Thankfully there are some aspects of Splice that can be commended. First is the soundtrack. Splice may not be the sound centric game that developers Cipher Prime created with Auditorium, but it’s great to hear that they haven’t let this aspect slide. The utterly beautiful soundtrack is a melodic masterpiece, with a soothing piano backtrack keeping you entertained through your entire playthrough. The music fits extremely well with the aesthetics of the game, which should be commended as well. A very simple colour scheme that changes with each stage, combined with some great cell animations make Splice a wonder to look at. The visuals and music combined are enough to justify at least downloading the demo, and the way they immerse you in Splice’s world make the journey almost worth taking.

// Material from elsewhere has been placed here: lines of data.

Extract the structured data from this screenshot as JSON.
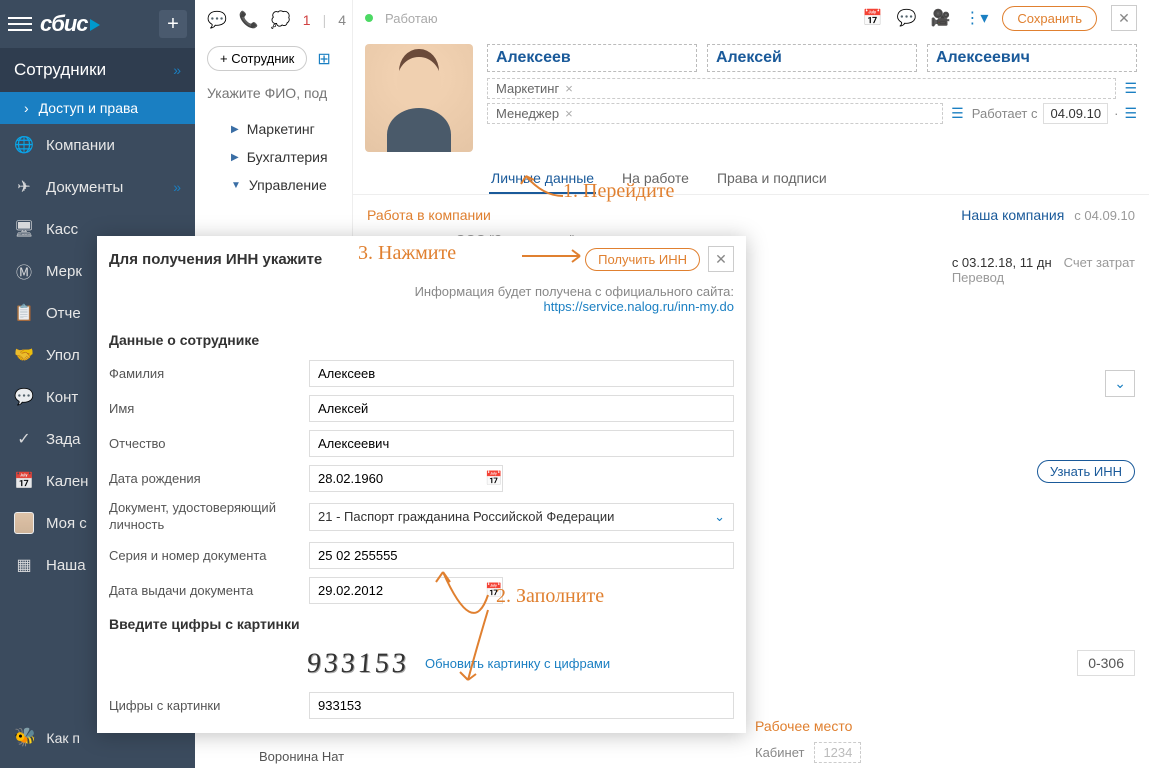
{
  "sidebar": {
    "logo": "сбис",
    "header": "Сотрудники",
    "sub": "Доступ и права",
    "items": [
      {
        "icon": "🌐",
        "label": "Компании"
      },
      {
        "icon": "✈",
        "label": "Документы",
        "chev": true
      },
      {
        "icon": "🖥",
        "label": "Касс"
      },
      {
        "icon": "Ⓜ",
        "label": "Мерк"
      },
      {
        "icon": "📋",
        "label": "Отче"
      },
      {
        "icon": "🤝",
        "label": "Упол"
      },
      {
        "icon": "💬",
        "label": "Конт"
      },
      {
        "icon": "✓",
        "label": "Зада"
      },
      {
        "icon": "📅",
        "label": "Кален"
      },
      {
        "icon": "avatar",
        "label": "Моя с"
      },
      {
        "icon": "▦",
        "label": "Наша"
      }
    ],
    "how": "Как п"
  },
  "toolbar": {
    "count1": "1",
    "count2": "4"
  },
  "subToolbar": {
    "addEmployee": "+ Сотрудник",
    "searchPlaceholder": "Укажите ФИО, под"
  },
  "depts": [
    {
      "label": "Маркетинг",
      "arrow": "▶"
    },
    {
      "label": "Бухгалтерия",
      "arrow": "▶"
    },
    {
      "label": "Управление",
      "arrow": "▼"
    }
  ],
  "lastRow": "Воронина Нат",
  "emp": {
    "status": "Работаю",
    "save": "Сохранить",
    "lastname": "Алексеев",
    "firstname": "Алексей",
    "patronymic": "Алексеевич",
    "dept": "Маркетинг",
    "role": "Менеджер",
    "worksFrom": "Работает с",
    "worksDate": "04.09.10",
    "tabs": [
      "Личные данные",
      "На работе",
      "Права и подписи"
    ],
    "companyLabel": "Работа в компании",
    "companyName": "Наша компания",
    "companyDate": "с 04.09.10",
    "orgName": "ООО \"Золотое дно\"",
    "statusDate": "с 03.12.18, 11 дн",
    "statusKind": "Перевод",
    "costLabel": "Счет затрат",
    "knowInn": "Узнать ИНН",
    "room": "0-306",
    "workplace": "Рабочее место",
    "cabinet": "Кабинет",
    "cabinetPh": "1234"
  },
  "modal": {
    "title": "Для получения ИНН укажите",
    "getInn": "Получить ИНН",
    "infoText": "Информация будет получена с официального сайта:",
    "infoLink": "https://service.nalog.ru/inn-my.do",
    "section1": "Данные о сотруднике",
    "fields": {
      "lastname": {
        "label": "Фамилия",
        "value": "Алексеев"
      },
      "firstname": {
        "label": "Имя",
        "value": "Алексей"
      },
      "patronymic": {
        "label": "Отчество",
        "value": "Алексеевич"
      },
      "dob": {
        "label": "Дата рождения",
        "value": "28.02.1960"
      },
      "doc": {
        "label": "Документ, удостоверяющий личность",
        "value": "21 - Паспорт гражданина Российской Федерации"
      },
      "serial": {
        "label": "Серия и номер документа",
        "value": "25 02 255555"
      },
      "issued": {
        "label": "Дата выдачи документа",
        "value": "29.02.2012"
      }
    },
    "captchaSection": "Введите цифры с картинки",
    "captchaValue": "933153",
    "refresh": "Обновить картинку с цифрами",
    "captchaLabel": "Цифры с картинки",
    "captchaInput": "933153"
  },
  "anno": {
    "a1": "1. Перейдите",
    "a2": "2. Заполните",
    "a3": "3. Нажмите"
  }
}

It’s just such a shame that the game can be utterly infuriating to play at times. Granted there are a lot of people out there with enough patience to play Splice and enjoy it, but there is certainly a difference between hand holding and utter abandonment. It’s still a good puzzle title that will keep you solving puzzles for a long time, but the problem lies in whether you’ll feel addicted enough to see it through. If you’re itching for some extremely mind-bending challenges then you’ll probably love Splice, but if you’re like me you’ll ultimately end up guessing your way through various levels and become utterly annoyed by others. You’ll leave Splice feeling less relaxed than when you arrived, which is a shame because it makes all the sound work meaningless. For $10 (Approx R80.00) it’s not hard to recommend a purchase, but a quick playthrough of the demo should give you an idea of whether or not this title is for you. Either way, purchase the soundtrack. You won’t be disappointed.